Technically, Far From Heaven is magnificent. The cast perform it perfectly in the style of the period: the dialogue manages to be overwrought and constrained all at the same time, and saying these lines naturalistically would kill them stone dead. The look and sound of the film is immaculate, with Edward Lachman's colour-rich photography and Elmer Bernstein's achingly beautiful score the obvious highlights. And although it's by no means attempting to put a contemporary spin on the issues that Sirk could only hint at back in the fifties, it certainly depicts them with a lot more frankness, while still getting across the fear that race and sexuality could generate back then. (This feels like the most taboo-breaking film Haynes has ever made, and it's still only a 12A.)

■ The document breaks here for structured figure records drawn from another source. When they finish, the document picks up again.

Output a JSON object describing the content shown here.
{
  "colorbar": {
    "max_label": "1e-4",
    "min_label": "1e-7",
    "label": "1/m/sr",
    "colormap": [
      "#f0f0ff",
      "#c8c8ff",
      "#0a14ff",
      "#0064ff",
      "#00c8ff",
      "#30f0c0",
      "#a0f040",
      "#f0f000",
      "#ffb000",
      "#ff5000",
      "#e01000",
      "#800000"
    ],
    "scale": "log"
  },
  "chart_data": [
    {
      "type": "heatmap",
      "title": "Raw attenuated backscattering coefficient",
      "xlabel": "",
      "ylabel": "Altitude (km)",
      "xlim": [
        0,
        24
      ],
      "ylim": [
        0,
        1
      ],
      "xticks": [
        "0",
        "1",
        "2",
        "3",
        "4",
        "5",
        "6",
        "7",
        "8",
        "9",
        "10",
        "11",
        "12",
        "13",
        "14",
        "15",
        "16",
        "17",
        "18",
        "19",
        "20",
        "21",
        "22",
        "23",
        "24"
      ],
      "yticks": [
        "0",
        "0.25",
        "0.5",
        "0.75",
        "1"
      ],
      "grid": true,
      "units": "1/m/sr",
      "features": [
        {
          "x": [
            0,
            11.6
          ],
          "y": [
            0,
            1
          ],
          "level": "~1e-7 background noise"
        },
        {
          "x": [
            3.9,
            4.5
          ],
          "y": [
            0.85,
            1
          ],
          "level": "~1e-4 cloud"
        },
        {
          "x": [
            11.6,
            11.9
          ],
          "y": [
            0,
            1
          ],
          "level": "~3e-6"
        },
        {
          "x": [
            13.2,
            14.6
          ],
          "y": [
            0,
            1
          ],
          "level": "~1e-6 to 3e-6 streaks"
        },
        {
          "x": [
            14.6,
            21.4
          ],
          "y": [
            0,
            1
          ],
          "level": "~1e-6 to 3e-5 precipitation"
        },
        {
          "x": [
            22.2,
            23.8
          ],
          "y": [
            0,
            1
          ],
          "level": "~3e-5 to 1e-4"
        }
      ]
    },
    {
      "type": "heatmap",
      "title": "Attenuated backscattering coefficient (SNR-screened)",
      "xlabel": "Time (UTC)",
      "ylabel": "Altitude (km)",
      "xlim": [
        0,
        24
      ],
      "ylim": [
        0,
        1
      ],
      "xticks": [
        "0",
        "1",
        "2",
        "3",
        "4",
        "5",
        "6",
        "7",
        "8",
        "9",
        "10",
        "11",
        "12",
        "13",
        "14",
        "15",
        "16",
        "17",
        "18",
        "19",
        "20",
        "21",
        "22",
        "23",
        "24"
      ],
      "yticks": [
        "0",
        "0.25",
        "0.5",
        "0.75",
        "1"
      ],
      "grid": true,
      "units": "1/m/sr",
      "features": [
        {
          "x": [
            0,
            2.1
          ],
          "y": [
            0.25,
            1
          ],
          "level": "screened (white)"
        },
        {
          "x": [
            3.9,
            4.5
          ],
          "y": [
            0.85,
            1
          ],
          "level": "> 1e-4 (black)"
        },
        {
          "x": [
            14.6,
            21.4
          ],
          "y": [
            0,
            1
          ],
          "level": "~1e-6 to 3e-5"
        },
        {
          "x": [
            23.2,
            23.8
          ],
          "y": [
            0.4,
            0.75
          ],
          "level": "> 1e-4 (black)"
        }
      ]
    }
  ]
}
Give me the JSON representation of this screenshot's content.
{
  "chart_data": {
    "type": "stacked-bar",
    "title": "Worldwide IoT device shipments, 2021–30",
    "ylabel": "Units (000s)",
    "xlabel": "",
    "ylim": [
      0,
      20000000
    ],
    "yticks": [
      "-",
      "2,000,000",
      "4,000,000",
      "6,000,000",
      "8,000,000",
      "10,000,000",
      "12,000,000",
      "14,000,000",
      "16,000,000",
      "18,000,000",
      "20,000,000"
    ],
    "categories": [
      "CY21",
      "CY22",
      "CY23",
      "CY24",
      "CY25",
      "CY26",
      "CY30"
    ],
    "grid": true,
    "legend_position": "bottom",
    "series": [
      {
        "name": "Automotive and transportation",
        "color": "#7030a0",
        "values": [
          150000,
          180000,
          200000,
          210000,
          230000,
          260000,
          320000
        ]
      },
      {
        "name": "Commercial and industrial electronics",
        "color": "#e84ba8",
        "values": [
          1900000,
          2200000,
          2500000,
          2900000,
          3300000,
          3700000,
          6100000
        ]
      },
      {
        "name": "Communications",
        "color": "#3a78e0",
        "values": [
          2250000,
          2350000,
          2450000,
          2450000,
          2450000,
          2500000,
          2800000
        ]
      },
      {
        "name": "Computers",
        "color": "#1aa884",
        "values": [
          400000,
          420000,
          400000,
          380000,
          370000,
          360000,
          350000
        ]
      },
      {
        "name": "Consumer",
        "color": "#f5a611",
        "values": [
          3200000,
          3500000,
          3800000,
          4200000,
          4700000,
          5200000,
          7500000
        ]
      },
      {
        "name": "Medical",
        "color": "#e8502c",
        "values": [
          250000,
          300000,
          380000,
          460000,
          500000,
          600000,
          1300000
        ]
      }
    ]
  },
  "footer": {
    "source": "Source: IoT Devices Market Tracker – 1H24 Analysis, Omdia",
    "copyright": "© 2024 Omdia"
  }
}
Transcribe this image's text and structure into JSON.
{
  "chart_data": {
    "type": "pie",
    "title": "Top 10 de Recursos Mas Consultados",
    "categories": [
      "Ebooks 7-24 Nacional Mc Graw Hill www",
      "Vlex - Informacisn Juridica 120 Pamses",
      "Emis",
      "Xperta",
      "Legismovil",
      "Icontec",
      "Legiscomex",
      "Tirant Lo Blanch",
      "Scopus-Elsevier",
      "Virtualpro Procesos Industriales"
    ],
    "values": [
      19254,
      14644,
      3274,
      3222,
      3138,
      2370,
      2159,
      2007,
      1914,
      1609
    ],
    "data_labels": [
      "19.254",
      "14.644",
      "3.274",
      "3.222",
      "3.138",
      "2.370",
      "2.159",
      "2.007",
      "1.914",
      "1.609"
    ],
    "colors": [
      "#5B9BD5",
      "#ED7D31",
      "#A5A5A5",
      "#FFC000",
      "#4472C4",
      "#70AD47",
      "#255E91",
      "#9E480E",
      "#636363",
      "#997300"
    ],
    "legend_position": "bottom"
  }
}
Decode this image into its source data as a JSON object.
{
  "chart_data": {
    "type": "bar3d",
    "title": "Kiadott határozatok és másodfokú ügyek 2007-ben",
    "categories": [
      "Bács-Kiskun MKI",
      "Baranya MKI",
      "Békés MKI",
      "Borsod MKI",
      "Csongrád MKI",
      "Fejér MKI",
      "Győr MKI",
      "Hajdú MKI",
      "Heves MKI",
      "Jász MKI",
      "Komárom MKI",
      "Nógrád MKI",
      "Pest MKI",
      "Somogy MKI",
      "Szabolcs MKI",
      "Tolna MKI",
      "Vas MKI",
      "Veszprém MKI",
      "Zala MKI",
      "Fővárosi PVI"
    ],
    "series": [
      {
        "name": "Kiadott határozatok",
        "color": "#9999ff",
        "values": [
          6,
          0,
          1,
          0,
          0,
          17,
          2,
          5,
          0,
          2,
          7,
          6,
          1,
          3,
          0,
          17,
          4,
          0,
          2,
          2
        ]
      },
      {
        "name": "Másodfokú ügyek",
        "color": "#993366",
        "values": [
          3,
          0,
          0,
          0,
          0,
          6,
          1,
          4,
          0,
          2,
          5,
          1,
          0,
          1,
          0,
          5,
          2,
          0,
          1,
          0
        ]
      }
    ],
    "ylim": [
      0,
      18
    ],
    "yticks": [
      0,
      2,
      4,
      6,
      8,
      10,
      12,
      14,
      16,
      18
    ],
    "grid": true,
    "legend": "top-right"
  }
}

Haynes is obviously shooting for the same level of high emotion that Sirk injected into his overblown tales. But in the end Far From Heaven is just a little too knowing to pull it off: all too often the film feels too much like a classy pastiche to actually have any genuine feeling. How much of that is actually true, and how much of it is down to the baggage that a director like Haynes brings to the project, is difficult to say. Certainly it's not a problem that affects the whole movie, and there are definite moments towards the end when the emotional intensity is high enough to break through the distancing levels of irony. Just not quite enough of them to make this a truly great movie: but enough to make it very good indeed. Beats the shit out of last year's Hearts In Atlantis, anyway.